Da quando sono entrate in vigore le misure di contenimento per scongiurare il contagio queste strutture non hanno entrate perché le famiglie non sono più tenute a pagare le rette, però i costi fissi sono rimasti. Gli stipendi e l' affitto dei locali incidono pesantemente sui bilanci, il fallimento è dietro l' angolo. Si tratta di un tema di grande impatto sociale perché molte famiglie dopo l' estate rischiano di scoprire che i posti per iscrivere i figli al nido saranno migliaia in meno, sia nelle scuole convenzionate, che sono parificati al pubblico, sia in quelle private che ormai da tanti anni suppliscono alle scarse risorse e agli orari poco flessibili degli asili comunali.

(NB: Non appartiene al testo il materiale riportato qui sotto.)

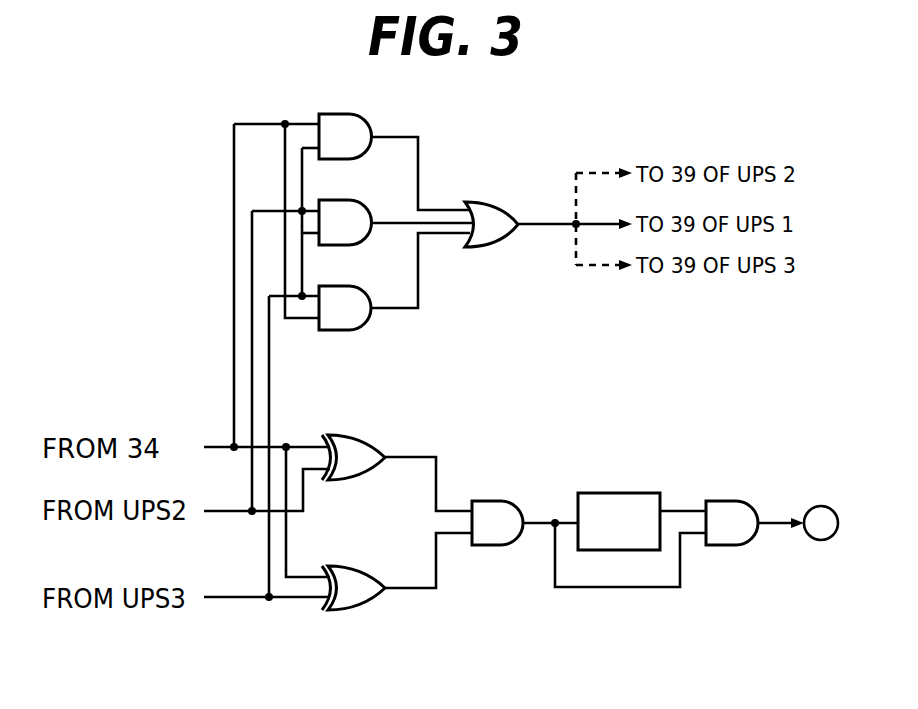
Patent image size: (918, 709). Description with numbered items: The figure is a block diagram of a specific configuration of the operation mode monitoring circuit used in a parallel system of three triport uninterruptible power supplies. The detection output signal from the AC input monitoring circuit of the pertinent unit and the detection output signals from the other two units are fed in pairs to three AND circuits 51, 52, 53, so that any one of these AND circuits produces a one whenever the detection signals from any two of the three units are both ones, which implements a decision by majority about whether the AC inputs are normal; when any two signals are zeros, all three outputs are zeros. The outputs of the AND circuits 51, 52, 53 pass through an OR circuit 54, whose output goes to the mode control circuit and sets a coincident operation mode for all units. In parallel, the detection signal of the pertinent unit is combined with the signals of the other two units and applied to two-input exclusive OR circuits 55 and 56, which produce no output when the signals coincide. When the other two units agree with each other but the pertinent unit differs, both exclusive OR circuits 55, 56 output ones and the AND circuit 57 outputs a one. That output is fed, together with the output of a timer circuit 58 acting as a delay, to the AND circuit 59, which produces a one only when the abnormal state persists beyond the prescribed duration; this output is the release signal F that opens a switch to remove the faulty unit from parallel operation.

Nella Capitale l' apporto delle strutture convenzionate è molto importante, i nidi sono più o meno 160 e ospitano quasi 5 mila bambini. I convenzionati stipulano un contratto con l' amministrazione per fornire il servizio e come tutti i privati possono essere "accreditati" con la Regione se garantiscono determinati standard di qualità.
Nel Lazio, complessivamente, i privati accreditati sono 227 e offrono 7 mila posti. La Regione è intervenuta ieri e ha stanziato 6 milioni di euro per sostenere proprio gli asili convenzionati e i privati accreditati. I gestori delle strutture restano scettici: i convenzionati vogliono vedere quale sarà realmente l' entità dell' aiuto mentre i privati coinvolti lamentano che il rimborso sia solo di 100 euro al mese a bambino. Per Nicola Zingaretti, invece, «con la decisione della Giunta gli asili potranno riprendere più agevolmente il lavoro senza il peso di bollette e affitti arretrati».
In Lombardia il governatore Fontana ha scritto una lettera alla ministra dell' Istruzione, perché la situazione è esplosiva. Il direttore di Assonidi, Paolo Uniti, spiega: «A Milano ci sono 300 asili nidi privati e andrà bene se alla fine del lockdown un terzo di questi riuscirà a riaprire». L' associazione chiede un credito di imposta al 60% sugli affitti per tutto il periodo di chiusura e un fondo nel quale far confluire i soldi non spesi per il bonus baby sitter. Per gli asili privati il governo non ha previsto misure specifiche, se non il differimento delle tasse e la possibilità di accedere a prestiti garantiti al 100 per cento fino a 25 mila euro.
In realtà, una norma per i nidi convenzionati ci sarebbe ed è contenuta nell' articolo 48 del decreto "Cura Italia". Gli asili possono accettare il contributo dell' amministrazione comunale, che sarebbe comunque inferiore rispetto alla convenzione stipulata, però devono rinunciare alla cassa integrazione. Da Assonidi il giudizio su queste misure è tranchant: «A Roma la Regione ha fatto una scelta, legittima ma non risolutiva: lasciare fuori i privati non accreditati. A Milano, il Comune ha offerto ai convenzionati una cifra molto inferiore rispetto al contratto.
Chi aveva attivato la cassa integrazione sta pensando di far rientrare il personale, conscio però che la rinuncia agli ammortizzatori comporta un probabile default economico».